Молчание — такое сильное, что, казалось, разорвет сейчас ночной воздух, — тянулось бесконечно. Они просто стояли и смотрели друг на друга — не отрываясь. Вспыхивал и гас огонек сигареты в углу рта Казака.
Тишина лопнула, оглушительным треском моторов взорвалась, распалась на кусочки. Тот, что сидел за рулем первого мотоцикла, отвел глаза — первым, ударил, словно с досады, по педали стартера, еще раз, неистово, яростно, газанул и сорвался с места. Второй мотоцикл, зарываясь задним колесом в уличный гравий и оттого немного заваливаясь набок, полетел за ним.
Казак еще — все так же молча — неподвижно постоял около улицы. На фоне густо-синего неба вырисовывался крепкий затылок и аккуратные уши.
Потом повернулся и не спеша прошел по дорожке в дом. Мимо нас — будто нас и нету. И закрыл входную дверь.
Мы, падая и спотыкаясь, прислушиваясь — нет ли где деревенских — и не веря в свое спасение, побежали улочками, через маленькие пруды, домой. Не разбирая дороги в темноте, пробегали по чужим огородам.
— Черт-черт, — жалобно приговаривала сестра-Ася, когда мы случайно наступали в спелые уже кабачки, поскальзывались и падали. Добежав до дома, долго не могли отдышаться. Отряхивали с брюк колючки репейника, цементную пыль и светло-зеленую кожицу растоптанных кабачков. Сердце прыгало как сумасшедшее, и было вовсе не до сна.
Когда Симка с Пашкой снова натаскали из лесу хвороста и маленьких поленьев, принесли на берег пруда мешочек картошки, история с деревенскими почти уже забылась.
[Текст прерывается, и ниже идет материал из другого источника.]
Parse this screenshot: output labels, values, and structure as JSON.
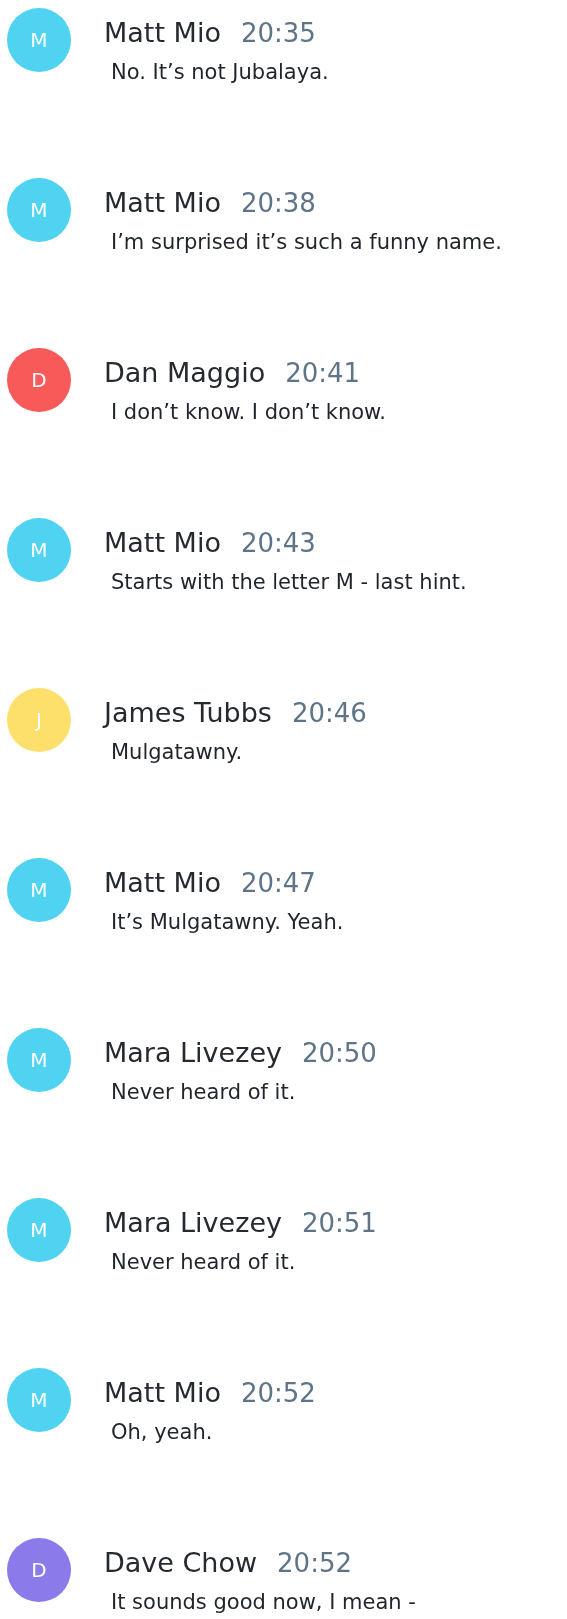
{
  "messages": [
    {
      "initial": "M",
      "color": "#4fd3f1",
      "name": "Matt Mio",
      "time": "20:35",
      "text": "No. It’s not Jubalaya."
    },
    {
      "initial": "M",
      "color": "#4fd3f1",
      "name": "Matt Mio",
      "time": "20:38",
      "text": "I’m surprised it’s such a funny name."
    },
    {
      "initial": "D",
      "color": "#f85a5a",
      "name": "Dan Maggio",
      "time": "20:41",
      "text": "I don’t know. I don’t know."
    },
    {
      "initial": "M",
      "color": "#4fd3f1",
      "name": "Matt Mio",
      "time": "20:43",
      "text": "Starts with the letter M - last hint."
    },
    {
      "initial": "J",
      "color": "#fde06c",
      "name": "James Tubbs",
      "time": "20:46",
      "text": "Mulgatawny."
    },
    {
      "initial": "M",
      "color": "#4fd3f1",
      "name": "Matt Mio",
      "time": "20:47",
      "text": "It’s Mulgatawny. Yeah."
    },
    {
      "initial": "M",
      "color": "#4fd3f1",
      "name": "Mara Livezey",
      "time": "20:50",
      "text": "Never heard of it."
    },
    {
      "initial": "M",
      "color": "#4fd3f1",
      "name": "Mara Livezey",
      "time": "20:51",
      "text": "Never heard of it."
    },
    {
      "initial": "M",
      "color": "#4fd3f1",
      "name": "Matt Mio",
      "time": "20:52",
      "text": "Oh, yeah."
    },
    {
      "initial": "D",
      "color": "#8a7aea",
      "name": "Dave Chow",
      "time": "20:52",
      "text": "It sounds good now, I mean -"
    }
  ]
}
Быстро — как забывается что-то стыдное, неловкое и даже обидное.
Снова летели к ветвям дуба — туда, где в дупле живет огромный шершень, — мириады искр, снова тянулись к костру ребята с соседних улиц. Садились — бок о бок, протягивали руки к огню.
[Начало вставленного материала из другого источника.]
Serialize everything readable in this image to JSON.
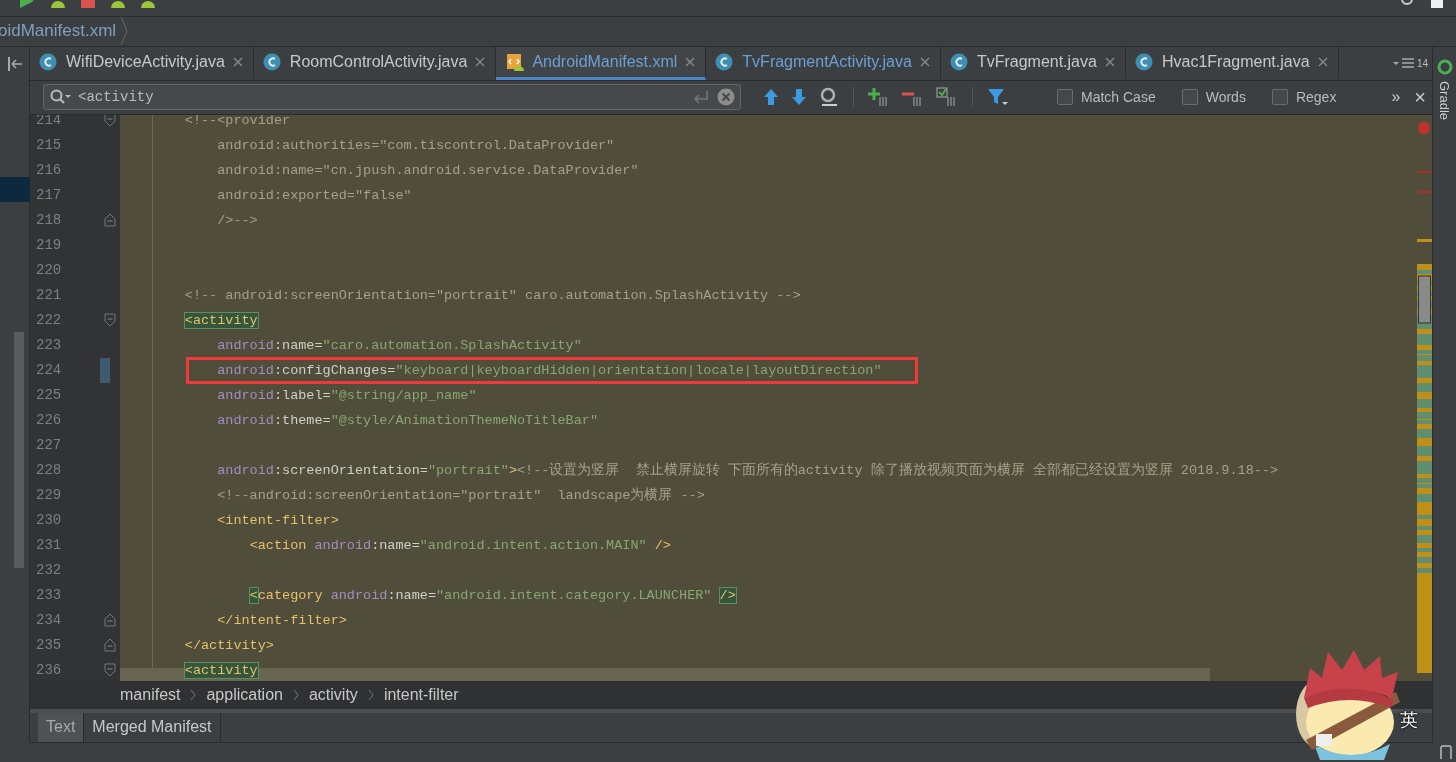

За спиной Пашки что-то хрустнуло, и гитарист Миша вышел к огню — по-хозяйски, будто его разожгли специально для него. Из темноты показались Буратино и Леша-Пескарь. И Казак, о котором нам тоже хотелось забыть.
Я испугалась, что он все-все расскажет — и про деревенских, и как мы бежали, а потом сидели в тачке с цементом. Но Казак только молча посмотрел на нас и присел на полуобгоревшее грязное бревно. Медленно, с удовольствием закурил, выкинув спичку в пруд. Буратино и Леша-Пескарь заметно скучали.
Наверное, чтобы оживить всех, Пескарь выругался — нарочно грубо, громко, — с вызовом глядя на нас.
Буратино угодливо хохотнул, предвкушая ссору и скандал.
Гитарист Миша с издевкой прошелся аккордом по грифу гитары.
И вдруг Казак, пристально глядя на Пескаря, веско сказал:
— При них, — он торопливо, как-то даже воровато, глянул на меня и тут же отвел взгляд, — не ругаться. Понял?
Все замерли. Лицо Буратино вытянулось. Мишина гитара захлебнулась аккордом. Лешка подался назад, недоверчиво глядя на Казака.
— Бери пример вот с меня, — усмехнулся тот и, размахнувшись, прибил комара, который устроился на его щеке, рядом с оспинкой.
Занавешенное окно
— Если нас заловят, скажем, спутали адрес, — сказал Пашка.
— М-ме, — промычала сестра-Ася. Это значило — она не знала, пойдет ли с нами. Трусила, то есть.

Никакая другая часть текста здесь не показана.